Panel 5:  The picture Seymour finds – for the aforementioned “missing writer” piece – is that of Max Shea, whom we have seen briefly in Chapter III (on the cover of the New Frontiersman on Page 1, Panel 3) and Chapter VII (on the newscast on Page 13, panel 2) as well as in the back-matter for Chapter V.  He is the writer of the pirate comic that has been interspersed throughout Watchmen. 

Panel 6:  With the cover for the latest edition of the New Frontiersman pasted up, we can see that this article is the back-matter created for this chapter. 

The New Frontiersman is obviously the conservative counterpoint to the more liberal-biased Nova Express, mentioned by Godfrey.  But, along with the fact that this article is the back-matter for this chapter, Godfrey and Seymour will come to play small but important roles in this final third of the book.

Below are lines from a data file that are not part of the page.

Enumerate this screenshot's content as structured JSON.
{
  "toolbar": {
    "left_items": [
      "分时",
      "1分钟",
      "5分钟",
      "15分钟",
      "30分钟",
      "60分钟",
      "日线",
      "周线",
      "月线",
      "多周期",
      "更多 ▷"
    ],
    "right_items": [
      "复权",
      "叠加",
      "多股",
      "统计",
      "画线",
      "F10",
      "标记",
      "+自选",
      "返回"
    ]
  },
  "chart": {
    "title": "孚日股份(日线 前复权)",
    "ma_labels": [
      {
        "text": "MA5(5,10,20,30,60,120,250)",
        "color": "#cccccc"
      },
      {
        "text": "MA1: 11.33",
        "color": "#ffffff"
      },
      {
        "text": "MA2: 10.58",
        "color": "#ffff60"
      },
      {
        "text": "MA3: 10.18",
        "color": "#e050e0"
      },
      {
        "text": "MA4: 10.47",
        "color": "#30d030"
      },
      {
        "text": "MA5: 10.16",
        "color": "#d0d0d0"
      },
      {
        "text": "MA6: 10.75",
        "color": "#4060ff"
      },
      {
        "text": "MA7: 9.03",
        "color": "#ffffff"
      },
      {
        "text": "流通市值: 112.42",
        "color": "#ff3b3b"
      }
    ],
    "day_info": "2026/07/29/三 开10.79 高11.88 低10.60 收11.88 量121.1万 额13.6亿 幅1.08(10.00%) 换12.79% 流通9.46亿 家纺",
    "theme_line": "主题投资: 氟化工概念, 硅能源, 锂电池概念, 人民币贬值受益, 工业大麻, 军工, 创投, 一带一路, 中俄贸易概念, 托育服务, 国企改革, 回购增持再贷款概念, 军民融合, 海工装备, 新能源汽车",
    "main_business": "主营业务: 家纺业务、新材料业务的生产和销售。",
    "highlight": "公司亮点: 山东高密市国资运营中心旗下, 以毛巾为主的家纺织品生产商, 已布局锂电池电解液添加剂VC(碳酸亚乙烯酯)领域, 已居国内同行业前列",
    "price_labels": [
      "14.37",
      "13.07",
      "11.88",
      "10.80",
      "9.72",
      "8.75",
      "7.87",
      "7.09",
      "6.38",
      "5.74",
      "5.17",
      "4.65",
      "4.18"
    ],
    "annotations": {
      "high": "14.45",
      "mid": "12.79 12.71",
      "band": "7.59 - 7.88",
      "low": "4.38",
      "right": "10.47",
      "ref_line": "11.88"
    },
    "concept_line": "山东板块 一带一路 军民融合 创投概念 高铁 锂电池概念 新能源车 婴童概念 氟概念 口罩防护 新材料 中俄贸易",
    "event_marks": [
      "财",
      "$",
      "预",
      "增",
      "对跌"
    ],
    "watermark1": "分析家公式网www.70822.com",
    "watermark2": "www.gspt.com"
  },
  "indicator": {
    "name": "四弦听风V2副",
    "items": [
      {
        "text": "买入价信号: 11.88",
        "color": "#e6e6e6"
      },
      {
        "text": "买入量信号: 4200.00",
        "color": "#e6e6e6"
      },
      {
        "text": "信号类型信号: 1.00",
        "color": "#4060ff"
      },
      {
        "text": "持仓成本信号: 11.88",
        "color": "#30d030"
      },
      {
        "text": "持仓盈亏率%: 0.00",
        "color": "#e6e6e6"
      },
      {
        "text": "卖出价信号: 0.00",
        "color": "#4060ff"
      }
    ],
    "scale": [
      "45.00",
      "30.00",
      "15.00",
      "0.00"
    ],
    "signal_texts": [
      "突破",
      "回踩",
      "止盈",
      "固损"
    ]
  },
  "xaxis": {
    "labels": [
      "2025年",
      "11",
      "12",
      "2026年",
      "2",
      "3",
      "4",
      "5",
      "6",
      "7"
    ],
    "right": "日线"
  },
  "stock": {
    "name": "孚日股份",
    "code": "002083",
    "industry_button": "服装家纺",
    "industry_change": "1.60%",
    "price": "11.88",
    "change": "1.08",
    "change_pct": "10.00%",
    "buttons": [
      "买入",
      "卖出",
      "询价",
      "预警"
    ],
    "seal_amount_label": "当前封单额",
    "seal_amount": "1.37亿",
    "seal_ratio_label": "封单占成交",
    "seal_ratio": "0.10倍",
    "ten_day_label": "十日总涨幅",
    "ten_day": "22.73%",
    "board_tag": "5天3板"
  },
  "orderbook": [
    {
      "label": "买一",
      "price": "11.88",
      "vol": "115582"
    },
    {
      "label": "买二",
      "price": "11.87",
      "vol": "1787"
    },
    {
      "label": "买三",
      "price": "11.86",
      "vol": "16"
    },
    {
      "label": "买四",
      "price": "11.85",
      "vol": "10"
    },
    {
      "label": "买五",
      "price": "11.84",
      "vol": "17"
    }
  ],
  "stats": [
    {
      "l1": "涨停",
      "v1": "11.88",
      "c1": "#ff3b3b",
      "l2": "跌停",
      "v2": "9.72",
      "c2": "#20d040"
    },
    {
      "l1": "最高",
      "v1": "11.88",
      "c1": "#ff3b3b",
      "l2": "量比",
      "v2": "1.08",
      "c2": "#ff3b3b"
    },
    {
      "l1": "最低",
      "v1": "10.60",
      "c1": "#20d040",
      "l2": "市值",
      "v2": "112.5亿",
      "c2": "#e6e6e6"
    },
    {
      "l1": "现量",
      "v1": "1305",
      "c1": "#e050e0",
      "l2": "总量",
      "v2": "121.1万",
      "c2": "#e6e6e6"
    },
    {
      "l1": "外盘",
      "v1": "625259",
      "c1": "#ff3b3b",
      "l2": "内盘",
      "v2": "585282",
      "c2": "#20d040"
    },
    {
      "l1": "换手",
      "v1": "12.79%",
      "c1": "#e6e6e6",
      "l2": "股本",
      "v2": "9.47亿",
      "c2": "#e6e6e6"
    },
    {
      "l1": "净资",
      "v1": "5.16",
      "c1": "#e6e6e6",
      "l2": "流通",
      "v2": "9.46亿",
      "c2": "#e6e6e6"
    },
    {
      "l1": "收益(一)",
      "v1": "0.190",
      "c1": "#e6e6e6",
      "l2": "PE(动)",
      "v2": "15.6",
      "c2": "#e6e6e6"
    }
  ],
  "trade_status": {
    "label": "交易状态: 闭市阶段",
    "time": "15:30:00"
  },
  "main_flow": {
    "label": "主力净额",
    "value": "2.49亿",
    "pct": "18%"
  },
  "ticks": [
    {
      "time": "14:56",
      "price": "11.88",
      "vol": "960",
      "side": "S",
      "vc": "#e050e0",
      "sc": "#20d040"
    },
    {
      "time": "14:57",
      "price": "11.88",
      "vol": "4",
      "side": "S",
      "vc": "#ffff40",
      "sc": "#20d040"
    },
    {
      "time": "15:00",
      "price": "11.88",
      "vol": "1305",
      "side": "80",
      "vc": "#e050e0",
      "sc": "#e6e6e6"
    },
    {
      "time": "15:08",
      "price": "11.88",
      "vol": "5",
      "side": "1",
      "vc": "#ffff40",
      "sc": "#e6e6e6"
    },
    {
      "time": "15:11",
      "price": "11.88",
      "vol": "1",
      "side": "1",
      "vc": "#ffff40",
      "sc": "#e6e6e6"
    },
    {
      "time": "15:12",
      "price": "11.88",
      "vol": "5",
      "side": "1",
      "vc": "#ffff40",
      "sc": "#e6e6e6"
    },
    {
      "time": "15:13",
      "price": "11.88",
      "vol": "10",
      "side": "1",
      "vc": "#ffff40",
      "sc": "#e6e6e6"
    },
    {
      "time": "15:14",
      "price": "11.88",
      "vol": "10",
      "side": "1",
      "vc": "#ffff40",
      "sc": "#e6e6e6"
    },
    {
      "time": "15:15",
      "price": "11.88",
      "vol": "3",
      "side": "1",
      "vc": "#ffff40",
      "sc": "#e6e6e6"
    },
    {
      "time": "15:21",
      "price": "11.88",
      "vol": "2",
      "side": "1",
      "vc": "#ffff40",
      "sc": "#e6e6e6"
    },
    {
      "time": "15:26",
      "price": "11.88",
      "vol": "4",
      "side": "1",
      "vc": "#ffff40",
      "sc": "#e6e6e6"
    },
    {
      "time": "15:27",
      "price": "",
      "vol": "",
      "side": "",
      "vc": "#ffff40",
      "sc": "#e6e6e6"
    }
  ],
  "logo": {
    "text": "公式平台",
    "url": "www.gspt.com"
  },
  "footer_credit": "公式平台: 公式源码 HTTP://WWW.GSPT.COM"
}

Godfrey’s final bit of dialogue in this panel – “…I’ll get this … ready to hit the streets…” transitions directly into

Panel 7:  where we see Dan and Laurie getting ready to hit the streets.

Gibbons’s use of a large panel – taking up the entirety of the bottom tier, which would typically encompass three separate panels - emphasizes the importance of this scene (Dan and Laurie are just about to leave in order to break Rorschach out of the prison, the schematics of which are shown on the computer screen). 

This change in page layout also does something else, as the pattern of two tiers of three panels stacked on top of a single, larger, seventh panel will carry through the next six pages, allowing Moore & Gibbons to jump back and forth between scenes, with the bottom panel relating one scene – that of Dan and Laurie’s approach on the prison – while the upper 6 panels on each page show us a different, concurrent scene that will have consequences later in the story.